Dans un autre registre, Eustathe (12ème s.) mentionne une trentaine de fois une transposition prosaïque de l’Odyssée due à un certain Demosthenes Thrax (ὁ δὲ καλὸς παραφραστὴς Δημοσθένης : Com. Od. 1.357.7), auteur de paraphrases d’Homère et Hésiode (Souda, Δ 457)49 d’époque inconnue (Gehrmann 1890), qui relève selon lui d’une paraphrasis : ὁ σοφὸς Θρᾷξ Δημοσθένης ἐν οἷς παρέφρασεν τὴν Ὀδυσσείαν (Com. Od. 1.8.34). Toutefois Eustathe emploie différentes formules pour caractériser cet auteur et son travail : ὁ μεταβολεὺς Δημοσθένης (1.18.42 ; 1.61.24 ; 1.164.31 ; 1.17.9), ὁ μεταβολεὺς ῥήτωρ, ὁ τὴν Ὀδυσσείαν παραφράσας, ὁ παραφραστής50 (1.30.24 ; 1.357.7 ; 2.162.18 ; 2.185.8), ἡ τῆς Ὀδυσσείας παράφρασις (1.385.18 sine auctore), ἡ παλαιὰ μεταβολή (voir Cohn 1907 : 1467). Le titre de l’œuvre de Démosthène paraît avoir été Μεταβολαὶ Ὀδυσσείας (Com. Od. 1.42.40), mais les deux qualités (μεταβολεύς/παραφραστής) semblent strictement interchangeables et correspondre à celle de μεταφραστής —et désigner une adaptation que rien ne permet de distinguer, dans les passages signalés pas Eustathe, d’un commentaire classique51.

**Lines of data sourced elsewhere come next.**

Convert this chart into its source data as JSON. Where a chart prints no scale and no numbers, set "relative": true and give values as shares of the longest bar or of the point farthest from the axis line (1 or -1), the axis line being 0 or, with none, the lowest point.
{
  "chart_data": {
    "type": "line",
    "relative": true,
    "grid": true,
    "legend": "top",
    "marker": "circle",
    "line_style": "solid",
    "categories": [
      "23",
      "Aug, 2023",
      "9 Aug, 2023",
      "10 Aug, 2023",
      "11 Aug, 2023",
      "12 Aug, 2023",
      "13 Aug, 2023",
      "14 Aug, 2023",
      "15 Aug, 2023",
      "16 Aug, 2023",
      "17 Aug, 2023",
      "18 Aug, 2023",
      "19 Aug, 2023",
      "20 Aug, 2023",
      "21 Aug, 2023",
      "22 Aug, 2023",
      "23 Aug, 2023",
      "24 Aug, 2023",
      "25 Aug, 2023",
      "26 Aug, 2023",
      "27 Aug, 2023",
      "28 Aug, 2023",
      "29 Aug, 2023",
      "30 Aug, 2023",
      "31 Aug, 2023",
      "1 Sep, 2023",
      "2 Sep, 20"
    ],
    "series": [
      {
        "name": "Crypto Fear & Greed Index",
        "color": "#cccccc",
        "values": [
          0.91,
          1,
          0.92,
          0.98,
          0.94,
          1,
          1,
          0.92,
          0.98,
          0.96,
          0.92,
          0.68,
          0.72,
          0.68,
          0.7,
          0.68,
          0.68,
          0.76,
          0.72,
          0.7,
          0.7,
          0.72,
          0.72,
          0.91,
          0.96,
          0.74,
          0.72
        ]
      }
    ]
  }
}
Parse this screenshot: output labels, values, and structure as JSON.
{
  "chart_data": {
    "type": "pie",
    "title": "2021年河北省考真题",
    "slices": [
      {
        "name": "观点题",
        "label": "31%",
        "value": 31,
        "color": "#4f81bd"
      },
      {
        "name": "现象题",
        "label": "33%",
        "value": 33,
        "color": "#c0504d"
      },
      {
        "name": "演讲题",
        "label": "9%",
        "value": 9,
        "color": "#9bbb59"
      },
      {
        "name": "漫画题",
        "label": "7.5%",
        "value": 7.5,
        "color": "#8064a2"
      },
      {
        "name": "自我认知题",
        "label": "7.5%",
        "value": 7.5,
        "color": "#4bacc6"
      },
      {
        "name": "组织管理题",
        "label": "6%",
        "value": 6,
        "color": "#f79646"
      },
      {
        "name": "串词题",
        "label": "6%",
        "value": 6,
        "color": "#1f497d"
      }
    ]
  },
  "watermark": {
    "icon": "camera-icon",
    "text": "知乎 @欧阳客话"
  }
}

A ces hésitations d’intitulé s’ajoute l’usage de formules complexes comme celle de « scholies paraphrastiques », ou de « épitomé paraphrastique », qui confirme le caractère flottant de la terminologie générique52, et souligne l’absence de détermination normative de procédures différenciées de récriture, et sûrement une certaine indifférence à l’égard des distinctions que nous voudrions trouver et établir en ce domaine53.

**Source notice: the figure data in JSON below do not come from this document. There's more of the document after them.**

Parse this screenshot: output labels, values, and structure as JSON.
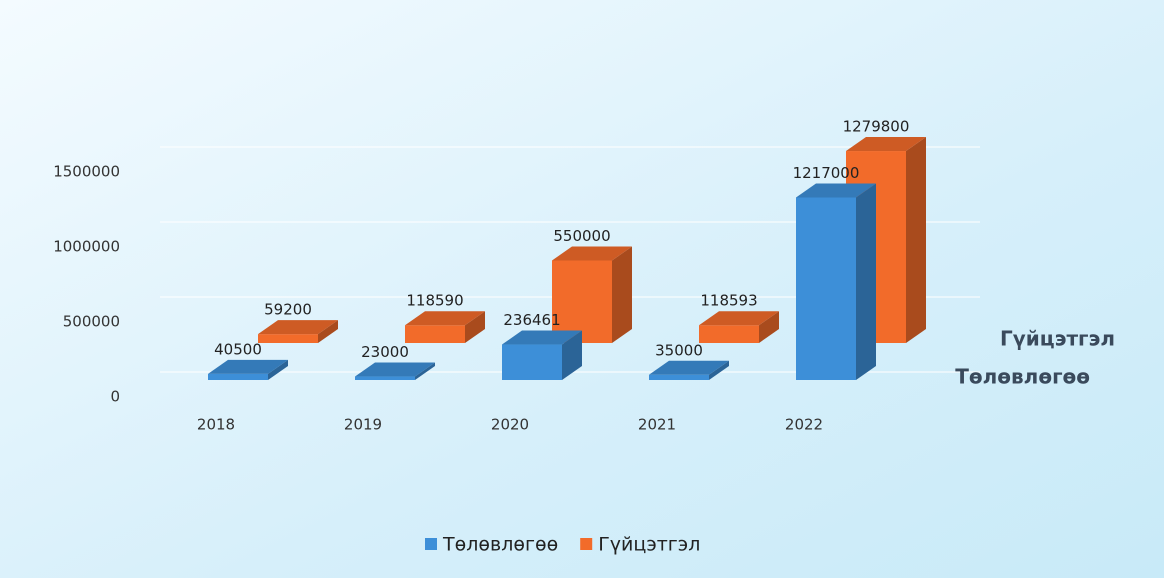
{
  "chart_data": {
    "type": "bar",
    "categories": [
      "2018",
      "2019",
      "2020",
      "2021",
      "2022"
    ],
    "series": [
      {
        "name": "Төлөвлөгөө",
        "color": "#3d8fd8",
        "values": [
          40500,
          23000,
          236461,
          35000,
          1217000
        ]
      },
      {
        "name": "Гүйцэтгэл",
        "color": "#f26b2a",
        "values": [
          59200,
          118590,
          550000,
          118593,
          1279800
        ]
      }
    ],
    "ylim": [
      0,
      2000000
    ],
    "yticks": [
      0,
      500000,
      1000000,
      1500000
    ],
    "grid": true
  }
}
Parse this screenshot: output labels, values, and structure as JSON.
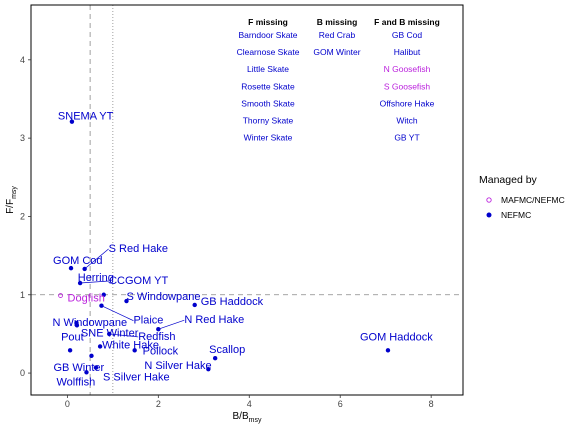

2.3. Paraphrasis ou metaphrasis
Comme pour l’opération ponctuelle, la formule littéraire de paraphrasis est aussi difficile à distinguer de la métaphrasis, à la fois parce que les mêmes textes peuvent recevoir, selon les citateurs, l’une ou l’autre appellation (Stemplinger 1912 : 118), et parce que les opérations que recouvrent les deux verbes sont, comme on l’a vu plus haut, vagues et diverses. Les emplois parallèles et très variés des verbes metagraphein et paragraphein montrent, eux aussi, combien le vocabulaire de l’hypertextualité est peu systématique : le premier verbe peut signifier ‘transcrire’ (matériellement), ‘récrire’, ou ‘traduire’ ; le second note une ‘addition’, une ‘interpolation’ (Gal. 7.894, 18(1).151 Kühn), ou une ‘paraphrase’ (Sch. A.R. 3.158).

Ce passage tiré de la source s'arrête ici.